The Secret Sauce: Chaos and Companionship
So what made Baldur’s Gate 3 such a monster hit? Guxens, who was there during development and didn’t just parachute in for the confetti, has a theory. “The thing with BG3 is that it offers a very broad type of experience, so that different players can find different things that appeal to them directly. If I’m more interested in the social aspect, the companions and characters, I can really dive into it and not pay that much attention to combat… Or if I’m really into the tactics, I can crank it up, kill everyone, and really dive into making the optimal builds.” In other words, whether you’re a hopeless romantic trying to fix Astarion or a min-maxing maniac optimizing crit ranges, Larian sees you and validates your choices.

Even the romance aficionados get the official nod. When asked if players who only show up for the smooching are legitimate, Guxens laughs, “All are valid to me.” It’s a philosophy that turns a CRPG into a playground rather than a narrow corridor.
Hand-crafted chaos also plays a starring role. While other publishers salivate over AI-generated slop, Larian’s designers work like a guild of artisans. Guxens describes her role as a kind of guardian of the player experience. “We own regions of the game in terms of development responsibility. Early on, we work as narrative designers, designing the sorts of stories that happen, the quests, the choices. Then we gather our world-building team—scripters, writers, combat designers, level designers, cinematic artists. There’s a whole team that comes together to make this vision happen.” They constantly play and review, and when something is “exactly as designed, but it’s not fun,” they change it. The most cherished moments, however, come from random s**t they never designed for. If a designer goes off-script and does something gloriously stupid that turns out to be brilliant, it stays. “It’s always about the teamwork. There’s not one thing that is like, ‘Oh yeah, only that person did that.’ Everything is a collection of the best of everyone.”
As for the two secret RPGs currently brewing? Guxens offers only a cryptic hint: “It should feel like a Larian game. That’s as much as I can say.” Fans can speculate until the owlbears come home.
Patch, Patch, and Away
Baldur’s Gate 3’s post-launch support has been both a blessing and a curse. On one hand, players get free content dumps that would make other studios charge $30 for.
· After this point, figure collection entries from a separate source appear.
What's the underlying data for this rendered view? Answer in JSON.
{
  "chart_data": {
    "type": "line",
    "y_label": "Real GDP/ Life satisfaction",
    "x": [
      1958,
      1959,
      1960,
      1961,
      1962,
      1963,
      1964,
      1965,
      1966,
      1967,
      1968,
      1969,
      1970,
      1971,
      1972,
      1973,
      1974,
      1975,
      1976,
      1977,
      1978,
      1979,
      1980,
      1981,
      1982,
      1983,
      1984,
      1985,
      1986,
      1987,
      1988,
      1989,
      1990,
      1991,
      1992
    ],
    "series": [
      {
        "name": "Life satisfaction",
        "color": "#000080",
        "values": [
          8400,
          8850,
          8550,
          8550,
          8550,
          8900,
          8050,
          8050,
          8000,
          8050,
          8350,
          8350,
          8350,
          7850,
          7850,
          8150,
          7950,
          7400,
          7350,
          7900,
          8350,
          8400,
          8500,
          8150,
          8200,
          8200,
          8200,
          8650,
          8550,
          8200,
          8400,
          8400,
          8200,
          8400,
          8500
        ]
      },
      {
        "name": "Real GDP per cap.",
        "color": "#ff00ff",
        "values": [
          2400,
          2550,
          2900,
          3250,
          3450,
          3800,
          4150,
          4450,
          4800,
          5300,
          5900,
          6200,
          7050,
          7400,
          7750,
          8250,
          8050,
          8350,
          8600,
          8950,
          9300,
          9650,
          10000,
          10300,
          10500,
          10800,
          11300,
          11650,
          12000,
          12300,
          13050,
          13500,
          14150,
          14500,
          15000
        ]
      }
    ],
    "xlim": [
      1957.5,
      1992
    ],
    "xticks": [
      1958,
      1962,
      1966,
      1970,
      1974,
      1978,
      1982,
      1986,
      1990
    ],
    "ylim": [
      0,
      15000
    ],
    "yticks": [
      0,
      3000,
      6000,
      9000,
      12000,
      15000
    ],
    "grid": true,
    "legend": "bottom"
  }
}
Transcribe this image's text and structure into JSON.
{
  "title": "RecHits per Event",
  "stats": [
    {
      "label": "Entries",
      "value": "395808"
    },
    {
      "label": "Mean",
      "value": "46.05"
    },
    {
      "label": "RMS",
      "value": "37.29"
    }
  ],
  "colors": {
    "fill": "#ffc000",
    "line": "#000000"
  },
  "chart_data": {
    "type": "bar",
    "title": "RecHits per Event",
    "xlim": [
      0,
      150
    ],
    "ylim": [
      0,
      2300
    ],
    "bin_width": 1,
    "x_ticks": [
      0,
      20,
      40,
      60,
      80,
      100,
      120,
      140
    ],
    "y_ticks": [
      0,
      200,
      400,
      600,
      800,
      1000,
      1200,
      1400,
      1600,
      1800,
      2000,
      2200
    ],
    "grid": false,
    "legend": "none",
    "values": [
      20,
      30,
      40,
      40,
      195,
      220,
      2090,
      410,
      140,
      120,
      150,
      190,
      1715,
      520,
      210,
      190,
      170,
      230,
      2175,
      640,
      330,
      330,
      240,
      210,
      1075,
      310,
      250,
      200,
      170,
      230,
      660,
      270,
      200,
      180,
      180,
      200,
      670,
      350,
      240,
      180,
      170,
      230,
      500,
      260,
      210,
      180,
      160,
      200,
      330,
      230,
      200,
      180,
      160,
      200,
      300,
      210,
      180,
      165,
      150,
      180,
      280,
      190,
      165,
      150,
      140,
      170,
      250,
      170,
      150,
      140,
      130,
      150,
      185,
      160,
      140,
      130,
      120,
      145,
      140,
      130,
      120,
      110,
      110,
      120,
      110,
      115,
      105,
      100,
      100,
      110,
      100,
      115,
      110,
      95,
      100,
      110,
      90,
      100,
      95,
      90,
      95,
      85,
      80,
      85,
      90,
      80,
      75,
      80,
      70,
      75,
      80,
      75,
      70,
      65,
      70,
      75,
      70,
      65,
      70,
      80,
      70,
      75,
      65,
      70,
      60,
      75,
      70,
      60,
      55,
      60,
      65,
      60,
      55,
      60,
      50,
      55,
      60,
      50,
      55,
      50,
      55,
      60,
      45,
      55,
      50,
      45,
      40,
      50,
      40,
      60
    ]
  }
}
On the other, it’s a never-ending game of whack-a-mole, with patches sometimes fixing one thing and breaking another—like that time Minthara accidentally dumped everyone, or Wyll woke up and chose irrational hatred. By 2026, the community still debates whether a single-player game should ever stop receiving updates.

Jach-Jaki acknowledges the balancing act. “It started with the Early Access, and then there was the release, and there is no cut-off. But it fades at some point.” The studio still listens, observes, and talks to the community, but they won’t be shackled to the same game forever. With two new projects on the horizon—neither of which is another Baldur’s Gate, and one possibly a return to Divinity—Larian is planting seeds for the next decade.
In a landscape of corporate bloat and ruthless layoffs, Larian Warsaw feels like a small, stubborn miracle. No grand proclamations, no metaverse nonsense, just a bunch of passionate people slowly building something great, one carefully-chosen hire at a time. The imposter syndrome might linger, but the work speaks for itself. And somewhere in Warsaw, a new RPG designer is probably doing something random and glorious that will one day make millions of players laugh, cry, or accidentally blow up a goblin camp.